Difficult decisions take a ton of mental energy. That’s not a metaphor; the PFC consumes an immense amount of cellular energy. So much so that if you’re hungry, tired, stressed, or lack resilience because you were born poor, which gave you chronically elevated glucocorticoid levels, your PFC simply does not have the juice to make good decisions when it matters. Sapolsky points out that “a substantial percentage of people incarcerated for violent crime have a history of concussive head trauma to the PFC.”

An ambitious goal

“This book has a goal,” Sapolsky writes. “To get people to think differently about moral responsibility, blame, and praise.” Although the world is wholly deterministic, we can, and have, learned to change our views and behaviors—both on the individual and the societal levels. We learn and we change when our environment modulates the same molecules, genes, and neuronal pathways that controlled our original views and behaviors.

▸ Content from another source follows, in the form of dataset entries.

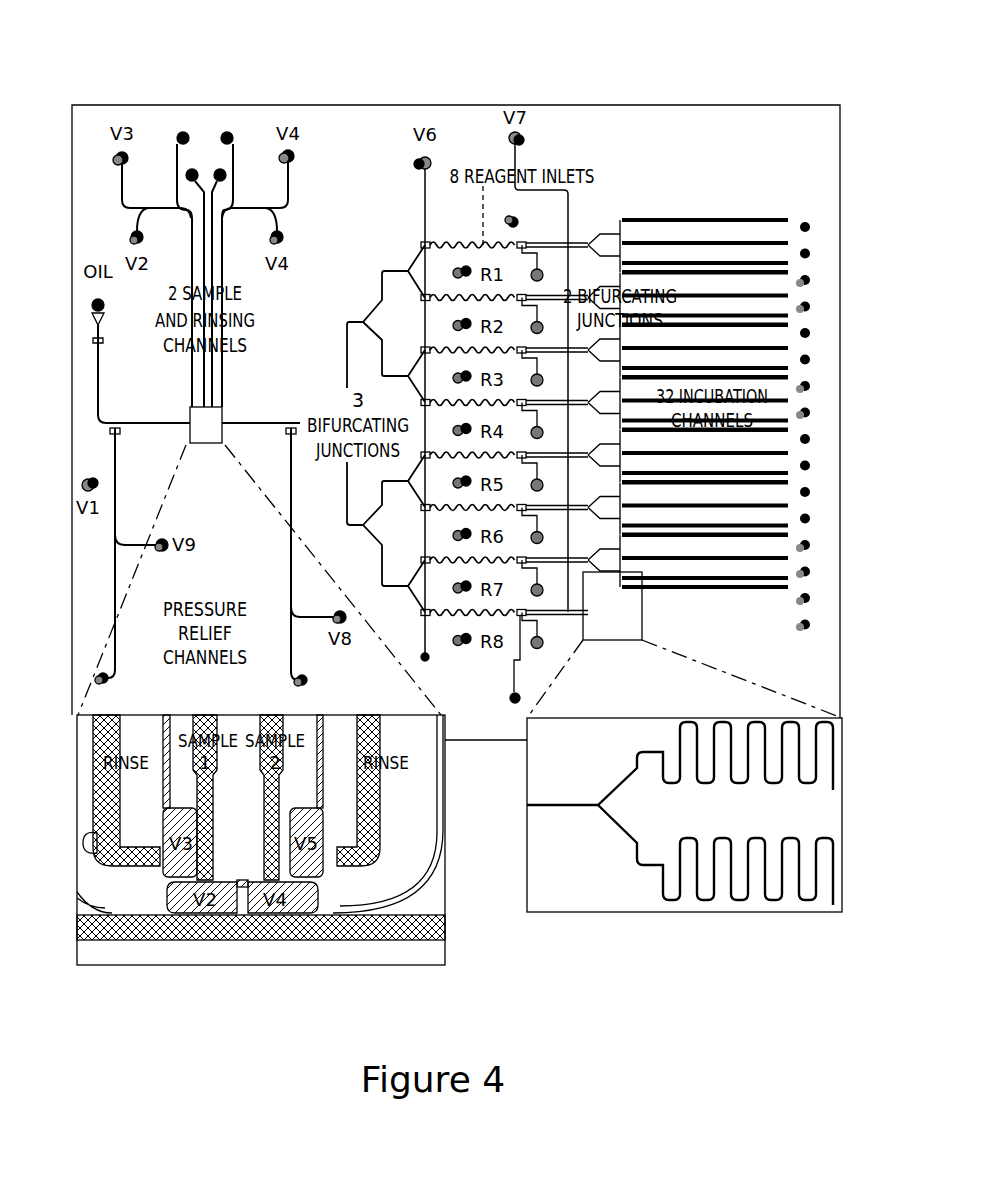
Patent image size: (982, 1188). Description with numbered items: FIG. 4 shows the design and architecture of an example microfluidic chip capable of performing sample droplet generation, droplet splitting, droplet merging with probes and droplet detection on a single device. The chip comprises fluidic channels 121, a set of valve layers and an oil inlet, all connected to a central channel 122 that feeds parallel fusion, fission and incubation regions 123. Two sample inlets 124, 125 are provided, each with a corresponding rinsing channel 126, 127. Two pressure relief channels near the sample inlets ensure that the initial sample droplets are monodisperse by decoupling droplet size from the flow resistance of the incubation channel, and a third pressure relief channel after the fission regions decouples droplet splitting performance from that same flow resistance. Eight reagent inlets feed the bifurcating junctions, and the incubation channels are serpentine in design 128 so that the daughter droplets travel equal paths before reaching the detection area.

The fluidic channels 121 is at (181, 127).
The central channel 122 is at (133, 436).
The parallel fusion, fission and incubation regions 123 is at (724, 177).
The first sample inlet 124 is at (204, 792).
The second sample inlet 125 is at (258, 826).
The first rinsing channel 126 is at (128, 876).
The second rinsing channel 127 is at (341, 876).
The serpentine incubation channel design 128 is at (713, 935).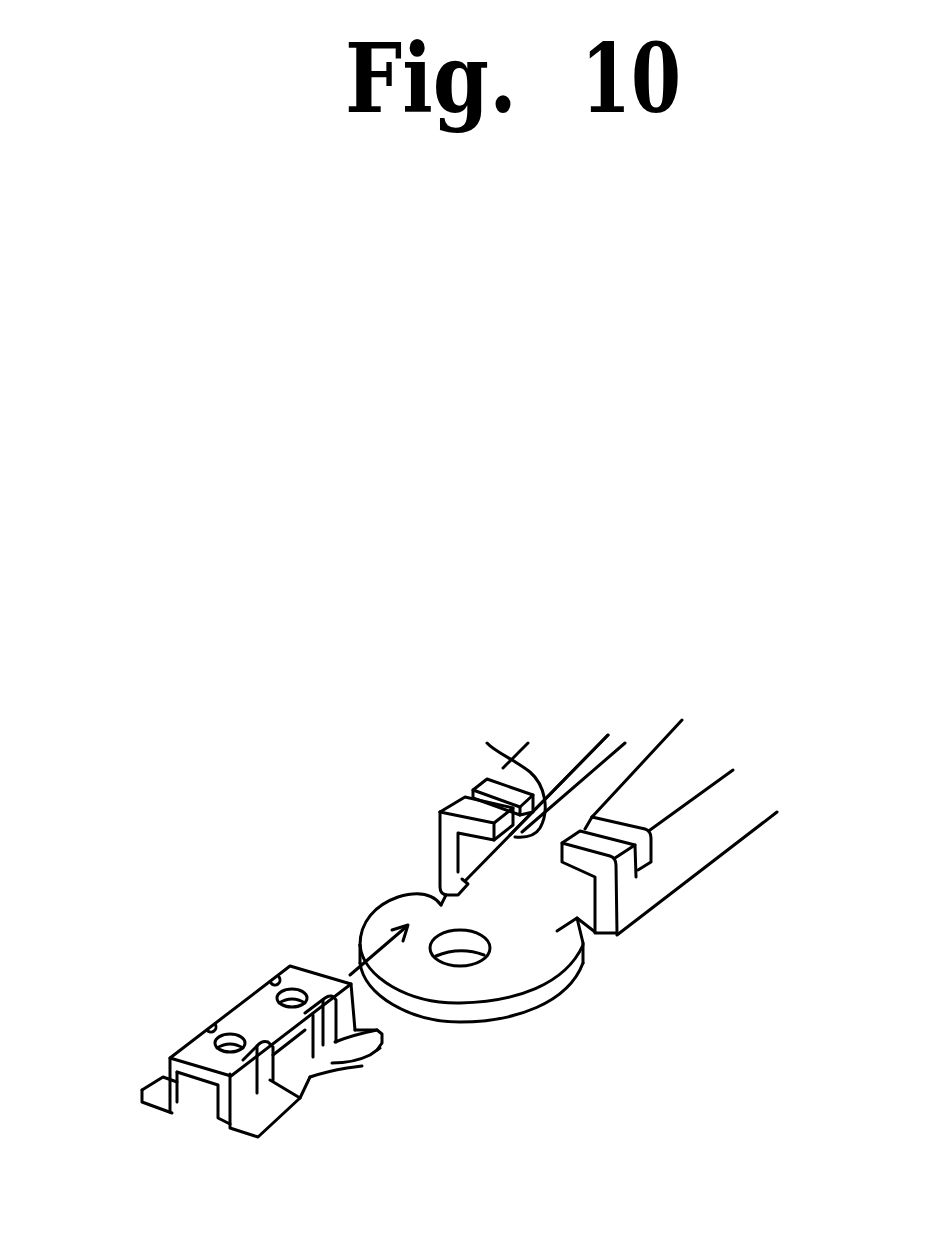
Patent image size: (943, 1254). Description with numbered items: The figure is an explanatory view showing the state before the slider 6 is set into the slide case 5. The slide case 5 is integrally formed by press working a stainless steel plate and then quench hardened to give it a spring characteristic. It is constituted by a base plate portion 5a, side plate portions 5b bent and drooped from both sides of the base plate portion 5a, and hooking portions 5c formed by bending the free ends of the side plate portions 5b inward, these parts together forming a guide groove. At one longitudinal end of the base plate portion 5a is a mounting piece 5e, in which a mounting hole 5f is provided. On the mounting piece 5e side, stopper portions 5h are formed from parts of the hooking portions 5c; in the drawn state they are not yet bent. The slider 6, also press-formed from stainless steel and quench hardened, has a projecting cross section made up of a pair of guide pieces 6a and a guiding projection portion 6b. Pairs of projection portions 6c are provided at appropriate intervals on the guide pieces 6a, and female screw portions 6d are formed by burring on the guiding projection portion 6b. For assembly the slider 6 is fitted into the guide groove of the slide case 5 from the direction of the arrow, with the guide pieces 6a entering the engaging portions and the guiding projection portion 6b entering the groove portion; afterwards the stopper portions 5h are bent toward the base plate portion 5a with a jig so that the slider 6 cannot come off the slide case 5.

The slide case 5 is at (712, 860).
The base plate portion 5a is at (595, 934).
The side plate portions 5b is at (445, 857).
The hooking portions 5c is at (547, 757).
The mounting piece 5e is at (523, 965).
The mounting hole 5f is at (477, 960).
The stopper portions 5h is at (487, 743).
The slider 6 is at (197, 1118).
The guide pieces 6a is at (157, 1088).
The guiding projection portion 6b is at (253, 1017).
The projection portions 6c is at (327, 1060).
The female screw portions 6d is at (297, 997).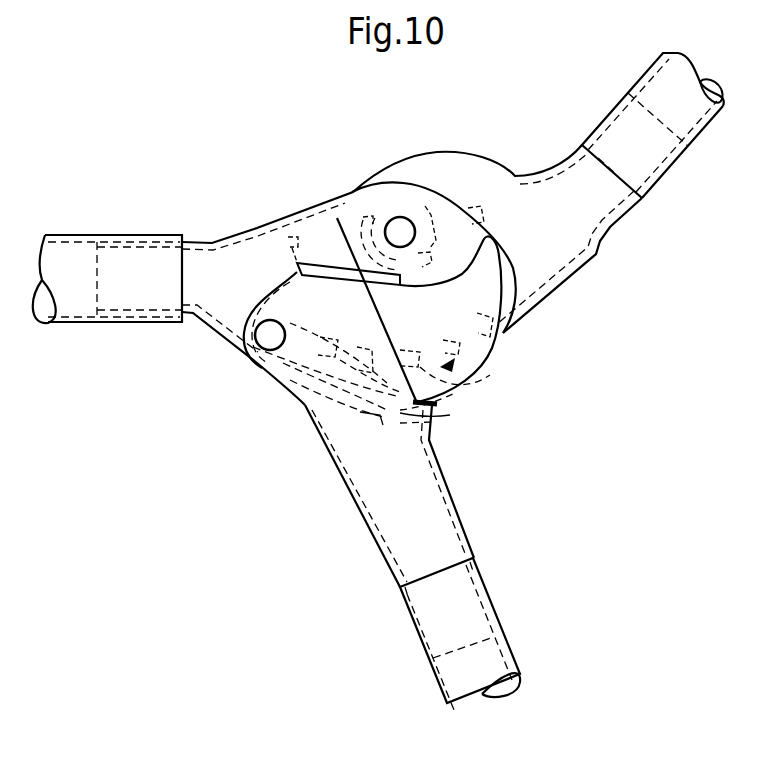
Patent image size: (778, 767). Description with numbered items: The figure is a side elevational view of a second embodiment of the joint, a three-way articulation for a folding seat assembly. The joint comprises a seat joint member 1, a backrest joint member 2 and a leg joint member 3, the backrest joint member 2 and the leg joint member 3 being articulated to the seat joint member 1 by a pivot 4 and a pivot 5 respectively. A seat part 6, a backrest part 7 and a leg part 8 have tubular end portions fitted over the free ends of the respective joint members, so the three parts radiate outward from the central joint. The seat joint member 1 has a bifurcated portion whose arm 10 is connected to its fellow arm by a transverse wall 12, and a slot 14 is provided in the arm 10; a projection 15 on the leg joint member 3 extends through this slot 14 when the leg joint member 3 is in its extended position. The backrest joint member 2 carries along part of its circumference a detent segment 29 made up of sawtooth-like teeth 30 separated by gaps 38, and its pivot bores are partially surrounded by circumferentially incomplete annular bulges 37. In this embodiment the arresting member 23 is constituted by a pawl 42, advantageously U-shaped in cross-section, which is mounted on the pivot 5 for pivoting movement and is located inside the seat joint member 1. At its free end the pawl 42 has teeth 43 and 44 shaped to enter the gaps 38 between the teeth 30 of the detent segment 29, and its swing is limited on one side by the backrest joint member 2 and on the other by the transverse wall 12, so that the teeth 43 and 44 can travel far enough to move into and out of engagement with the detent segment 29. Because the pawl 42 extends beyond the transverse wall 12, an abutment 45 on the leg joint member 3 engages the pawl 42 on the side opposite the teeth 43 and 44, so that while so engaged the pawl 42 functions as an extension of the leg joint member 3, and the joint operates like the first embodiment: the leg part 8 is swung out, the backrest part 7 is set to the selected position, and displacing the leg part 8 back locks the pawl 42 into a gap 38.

The seat joint member 1 is at (255, 193).
The backrest joint member 2 is at (507, 184).
The leg joint member 3 is at (425, 481).
The pivot 4 is at (403, 217).
The pivot 5 is at (264, 345).
The seat part 6 is at (132, 262).
The backrest part 7 is at (642, 123).
The leg part 8 is at (473, 630).
The arm 10 is at (455, 216).
The transverse wall 12 is at (350, 425).
The slot 14 is at (302, 288).
The projection 15 is at (290, 236).
The arresting member 23 is at (467, 363).
The detent segment 29 is at (300, 405).
The teeth 30 is at (433, 422).
The annular bulges 37 is at (300, 262).
The gaps 38 is at (288, 385).
The pawl 42 is at (440, 393).
The tooth 43 is at (400, 410).
The tooth 44 is at (482, 355).
The abutment 45 is at (400, 413).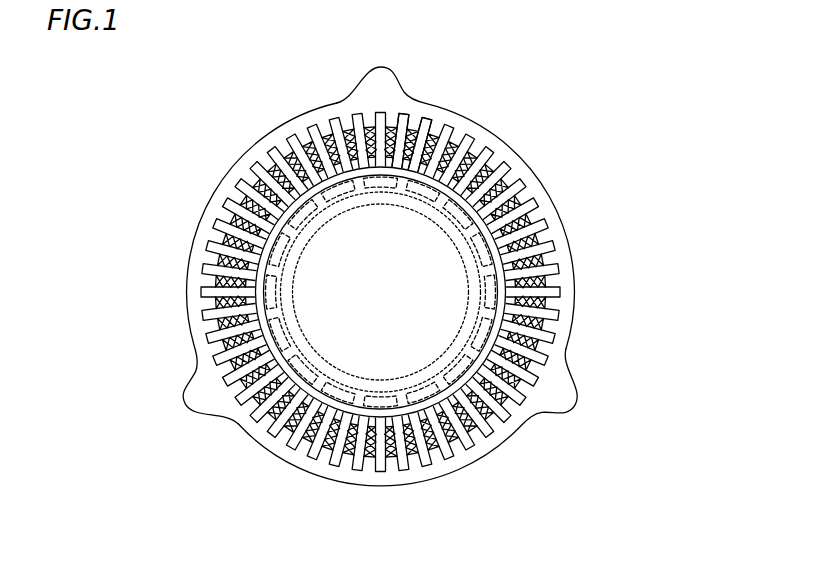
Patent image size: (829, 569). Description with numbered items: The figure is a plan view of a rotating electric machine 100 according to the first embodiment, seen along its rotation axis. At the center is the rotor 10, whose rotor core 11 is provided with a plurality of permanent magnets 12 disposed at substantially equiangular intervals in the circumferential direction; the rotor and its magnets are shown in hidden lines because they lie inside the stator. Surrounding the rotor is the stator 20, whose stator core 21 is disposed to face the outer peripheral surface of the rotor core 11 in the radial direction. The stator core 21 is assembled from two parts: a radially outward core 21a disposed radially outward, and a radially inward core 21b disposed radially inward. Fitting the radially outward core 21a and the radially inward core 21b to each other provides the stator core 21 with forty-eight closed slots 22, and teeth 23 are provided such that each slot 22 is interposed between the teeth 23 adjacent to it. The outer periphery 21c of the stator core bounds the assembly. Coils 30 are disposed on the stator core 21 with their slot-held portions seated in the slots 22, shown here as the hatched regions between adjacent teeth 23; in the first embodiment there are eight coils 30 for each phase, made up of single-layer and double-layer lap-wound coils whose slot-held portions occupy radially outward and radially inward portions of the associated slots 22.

The rotating electric machine 100 is at (408, 300).
The stator 20 is at (398, 300).
The stator core 21 is at (398, 300).
The radially outward core 21a is at (530, 166).
The radially inward core 21b is at (380, 257).
The outer peripheral surface of stator core 21c is at (398, 318).
The slot 22 is at (409, 130).
The teeth 23 is at (403, 113).
The coil 30 is at (259, 276).
The rotor 10 is at (381, 292).
The rotor core 11 is at (462, 342).
The permanent magnets 12 is at (383, 393).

Incidentally, these are the same molecules, genes, and neuronal pathways modulated when a sea slug learns to avoid being shocked by a researcher—i.e., not free will.

Sapolsky’s stated goal of rethinking blame is exceedingly difficult, even for him. He refers to Bettelheim, the self-hating Jew who insisted that autism in kids is caused by their cold “refrigerator mothers” as “a sick, sadistic fuck.” He calls Anders Breivik, who carried out the largest terrorist attack in Norwegian history when he murdered 69 kids at summer camp in 2011, “a lump of narcissism and mediocrity” who “finally found his people among white supremacist troglodytes.”

Yet he thinks that punishing them is as unjust as punishing someone with diabetes. He promotes a public health-based approach to criminal justice: Criminals should be removed from society so they don’t further harm others, much like those with infectious diseases should be quarantined so they don’t harm others. (Because that worked out well.)